Types would break down as:

atom

– symbol- number

cons

– union (starts with .)

– term (starts with |)

– pair (starts with .)

Under the more strict (and simpler) T-expression semantics I’ve been thinking about recently, there would be no auto-expanding of setlike expressions inside other setlike expressions. This makes finding equivalents for car/cdr much simpler:

first -takes the first element of a union, or simply returns a non-union

rest – takes the second element of a union, or simply returns a non-union

head – takes the first element of a pair

tail – takes the second element of a pair

The tail of a T-expression pair is *always* a set, even in the case of a simple list such as (a b c), which makes parsing them quite different from S-expressions.

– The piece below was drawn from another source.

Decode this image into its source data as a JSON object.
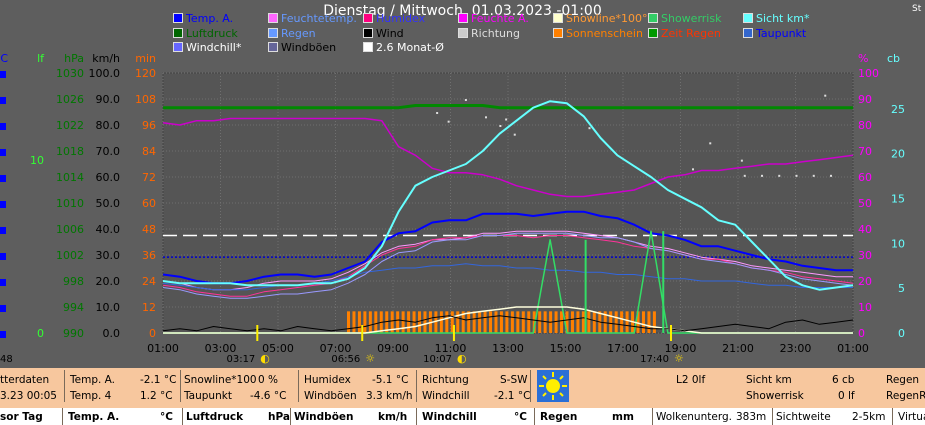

To get the equivalent of (cdr X) you would have to take (first (tail X)).

It might be useful to define car as (head first) and cdr as (tail first).

A list probably isn’t the best way to store sets internally. An obvious alternative would be a hash or tree structure (say a red/black tree), and it might be useful to have varying kinds of internal representation. But we still need a way to construct and serialise sets, and that’s probably going to need some kind of canonical ordering.

It becomes especially important if we want to have a Prolog or Kanren like language produce a sensible datastructure for its output: it would be nice if all predicates could return a first-class set of results rather than an ‘answer list’ which is almost, but not quite, entirely unlike a set.

Canonical orderings of computed sets is probably a complicated subject. There’s probably no way to optimise for both searching and generating a computed set. In the Prolog/Kanren way, I think the answer list of a predicate would be in a defined order but not necessarily one well-suited to searching. The idea would be to avoid even generating more sets than necessary.